Film Production Hot Costs – Webinars?
July 23, 2011 5 Comments
A young man, newly starting as a Key Production Accountant, asked me about Hot Costs. Below is the response that I wrote to him. It occurred to me that a lot of people have asked for a template of the Hot Costs that I use and perhaps there is a demand for a webinar on Hot Costs. Have a look at the info below and please give me your comments.
Hi, Erik. Helene passed along to me your emailed questions. First of all, I’d like to congratulate you on your new key accountant position.
1. On the Hot Cost template that I sent you the 0.74 is a conversion rate of CN$ to US$. For your purposes make it a 1.
2. TA ia “Turnaround”, a common term for “Rest Violations”.
On your question about doing a webinar on Hot Costs – I like the suggestion.
Background of Hot Costs:
The basic concept behind any hot cost is to estimate the cost of the actual day with the budgeted day. Labor is the biggest area looked at. In any labor calculation (cast or crew) you’re looking at:
– Meal Penalties
– and, Rest Violations (Turnaround).
Over the years I’ve worked out this particular format for myself, but it doesn’t have to be as elaborate. For instance, when Hot Costs first started to be used, in the early 90’s, myself and the UPM would sit together and rough it out with a few pencil scratch marks on the back of the daily production report (i.e. the average time for all grips and elec’s was 14 pay hours x 11 of them at an average rate of pay, then compare that result with the budgeted number of pay hours x the same average rate of pay. We’d do that for each department, as well as the drivers, add it up and say – there’s your number).
However, as the majors grew more and more cost conscious we were forced to become more and more detailed oriented. Also, some UPM’s and studios will challenge your Hot Cost results, so it behooves the production accountant to have a tidy schedule ready to answer their questions.
Film Payroll and Hot Costs:
I’ve never done a workshop on Hot Costs, only because you first need to know Film Payroll, then you need to know “If” statements in Excel. So, the course on “how to do Hot Costs” reduces to either, or both, a film payroll workshop or Excel programming workshop.

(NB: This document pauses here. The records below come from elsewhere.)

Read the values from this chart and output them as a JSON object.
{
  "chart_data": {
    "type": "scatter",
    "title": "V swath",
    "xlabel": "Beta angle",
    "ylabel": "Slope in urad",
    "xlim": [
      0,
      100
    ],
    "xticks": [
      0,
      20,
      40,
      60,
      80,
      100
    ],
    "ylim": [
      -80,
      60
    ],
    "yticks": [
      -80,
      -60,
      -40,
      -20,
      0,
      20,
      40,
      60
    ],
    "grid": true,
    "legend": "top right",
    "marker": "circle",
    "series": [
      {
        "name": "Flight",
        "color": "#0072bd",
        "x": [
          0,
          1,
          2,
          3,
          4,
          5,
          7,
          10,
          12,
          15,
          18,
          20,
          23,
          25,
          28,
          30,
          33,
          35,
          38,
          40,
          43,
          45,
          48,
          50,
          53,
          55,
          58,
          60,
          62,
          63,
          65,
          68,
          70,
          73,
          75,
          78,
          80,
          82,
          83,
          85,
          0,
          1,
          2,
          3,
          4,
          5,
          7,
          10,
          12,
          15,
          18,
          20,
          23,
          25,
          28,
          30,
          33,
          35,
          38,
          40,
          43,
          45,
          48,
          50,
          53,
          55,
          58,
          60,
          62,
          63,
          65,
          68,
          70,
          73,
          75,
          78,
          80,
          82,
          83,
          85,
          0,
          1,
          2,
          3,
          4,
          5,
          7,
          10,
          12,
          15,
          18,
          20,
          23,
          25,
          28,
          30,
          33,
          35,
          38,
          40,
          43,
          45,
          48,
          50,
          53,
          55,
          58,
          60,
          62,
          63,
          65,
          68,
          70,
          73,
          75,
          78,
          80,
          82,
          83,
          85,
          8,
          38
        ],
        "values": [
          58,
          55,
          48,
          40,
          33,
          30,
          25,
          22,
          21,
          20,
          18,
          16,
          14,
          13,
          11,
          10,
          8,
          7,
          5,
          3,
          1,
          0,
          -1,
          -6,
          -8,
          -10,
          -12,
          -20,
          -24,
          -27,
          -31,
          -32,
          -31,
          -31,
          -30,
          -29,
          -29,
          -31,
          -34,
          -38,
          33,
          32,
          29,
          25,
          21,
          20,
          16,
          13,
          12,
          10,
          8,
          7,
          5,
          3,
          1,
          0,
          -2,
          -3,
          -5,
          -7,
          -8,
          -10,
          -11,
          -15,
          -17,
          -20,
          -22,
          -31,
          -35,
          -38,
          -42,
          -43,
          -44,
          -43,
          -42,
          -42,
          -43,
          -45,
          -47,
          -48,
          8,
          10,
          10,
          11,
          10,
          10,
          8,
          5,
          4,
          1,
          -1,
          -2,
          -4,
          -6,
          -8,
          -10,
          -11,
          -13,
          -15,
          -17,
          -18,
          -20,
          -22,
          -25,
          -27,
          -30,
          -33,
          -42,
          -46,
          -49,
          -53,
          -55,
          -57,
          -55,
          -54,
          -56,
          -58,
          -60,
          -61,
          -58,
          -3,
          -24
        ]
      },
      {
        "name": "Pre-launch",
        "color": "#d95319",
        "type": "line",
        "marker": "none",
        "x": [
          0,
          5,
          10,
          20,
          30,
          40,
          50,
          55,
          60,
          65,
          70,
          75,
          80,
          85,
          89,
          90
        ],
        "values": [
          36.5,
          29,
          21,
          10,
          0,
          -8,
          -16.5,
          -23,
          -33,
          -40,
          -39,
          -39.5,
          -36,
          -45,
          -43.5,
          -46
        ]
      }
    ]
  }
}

Regardless of your geographic location, I teach all the fundamentals of film payroll (as well as film accounting, managing film budgets, etc). The unions covered are:
SAG, DGA, IATSE Low National Budget and IATSE Area Standards rules. (i.e. not the West Coast IATSE Basic Agreement, nor the New York locals). NOTE: The IATSE Basic Agreement as applied on the West Coast, and the New York union rules, are very similar, but there is variation among the Basic Agreement Locals which can be looked up once you understand the basics of film payroll.
Let’s see if others are interested:
Having a webinar on Hot Costs is a good idea, though. Hopefully, those who attend will already have a handshake idea of film payroll, as well as a good grasp of Excel.
I’ll propose it on my blog and see what sort of response I get.
Thx for your kind words about the usefulness of the recorded videos of the on-line webinars. I’m pleased that they helped you.